İmam-ı Azam Ebu
Hanife
zamanında onu sevmeyen ve ona buğzeden muhaliflerinden bir tanesi,
talebelerinin ve sevenlerinin huzurunda onu cevapsız bırakıp mahcup
etmek için aldatıcı bir soru hazırladı. Ve büyük imamın bulunduğu
meclise gelip bu aldatıcı ve karmaşık soruyu sordu.
-Bir adam var ki onun kamil bir Müslüman olduğuna herkes şehadet eder,
fakat bazı sözleri var ki küfür kokuyor. Onun hakkındaki hükmünün ne
olduğu öğrenmek istiyorum. Bu kimse şunları söylüyor:
"Cenneti ümid
etmiyorum,
Cehennemden ve Allah'tan
korkmuyorum.
Ölü etini severek yerim.
Rükusuz ve secdesiz namaz
kılarım.
Hakka buğzeder, fitneyi
severim.
Yahudi ve Hıristiyanları
da tasdik ederim.
Görmeden şahitlik ederim."
Işte böyle bu kimse hakkındaki hükmünüz nedir?
Imamı Azam Ebu Hanife hazretleri bunu soran kimseye;
"Peki bu kimse hakkında senin bir fikrin var mı?" deyince, o; "Ben ne
diyeyim, bunu sana soruyorum."dedi.
Imamı Azam talebelerine döndü ve aynı soruyu onlara sordu. Talebeleri
de; "bu söylenenler küfür alameti olduğu için, söyleyen kimsenin
küfrüne delalet eder." diye cevap verdiler.

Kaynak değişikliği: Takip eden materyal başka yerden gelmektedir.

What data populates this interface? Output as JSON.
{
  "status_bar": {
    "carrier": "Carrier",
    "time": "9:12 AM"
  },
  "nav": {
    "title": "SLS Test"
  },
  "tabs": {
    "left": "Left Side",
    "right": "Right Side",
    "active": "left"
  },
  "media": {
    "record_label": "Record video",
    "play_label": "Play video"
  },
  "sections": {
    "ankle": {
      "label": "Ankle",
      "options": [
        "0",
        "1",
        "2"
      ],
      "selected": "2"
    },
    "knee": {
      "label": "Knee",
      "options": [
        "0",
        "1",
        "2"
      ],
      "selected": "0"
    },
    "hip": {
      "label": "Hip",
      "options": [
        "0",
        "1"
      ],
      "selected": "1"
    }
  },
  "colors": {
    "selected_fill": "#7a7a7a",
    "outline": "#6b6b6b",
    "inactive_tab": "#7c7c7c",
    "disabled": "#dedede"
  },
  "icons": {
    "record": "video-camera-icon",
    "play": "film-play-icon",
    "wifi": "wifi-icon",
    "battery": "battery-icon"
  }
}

Bunun üzerine Imam-ı Azam Ebu Hanife Hazretleri sözü aldı ve hafif bir
tebessüm le bu söylenenlerin ne manaya geldiğini tek tek şöyle açıkladı:
"Bu adam gerçekten de kamil bir mümindir. Zira onun söylediği bu sözler
hep mecazidir, tevili vardır. Şöyle ki: Bu kimse cenneti ümit etmiyor.
Yani Cennetin sahibi olan Hz. Allah'ı ümit ediyor.
Cehennemden korkmuyor, Cehennemin sahibinden
korkuyor.
'Allah'tan korkmuyorum' derken, Allah'ın adaletle hükmedeceğini bildiği
için, Allah'ın kendisine zulmedeceğinden korkmuyor.
'Ölü eti yerim' derken, söylemek istediği balık etidir.
'Rükusuz ve secdesiz namaz kılarım' demekle, cenaze namazını kastediyor.
'Hakka buğz ederim' sözüyle kastettiği şey, ölümdür. Herkes için Hak
(ölüm) vaki olacak. Mevla Teala'ya daha fazla kulluk yapabilmek için
ölümü istemiyor.
'Fitneyi severim' derken fitneden kastı
ise evlatlarıdır. Çünkü Mevla Kur'an-ı Kerimde Mal ve evladı fitne
olarak zikredilmiştir. (Teğabun: 15)
Yahudi ve Hıristiyanları tasdik etmesinden murat ise onların birbirleri
hakkındaki sözlerini tasdik etmesidir.
Görmeden şehadet ettiği ise, Allah'a ve ahiret gününe iman etmesidir.
Bu açıklamaları dinleyen adam Imam-ı Azam'a hayran kaldı. Kendi
kendine: "Bu ne ilim, bu ne feraset, bu ne zeka ... Demek ben böyle bir
dahiye düşmanlık ediyormuşum." diye düşündü. Hemen Imamı Azam'ın
ellerine sarıldı. Ve bu güne kadar kendisine yaptığı düşmanIıktan
dolayı af etmesini istedi ve helallik diledi.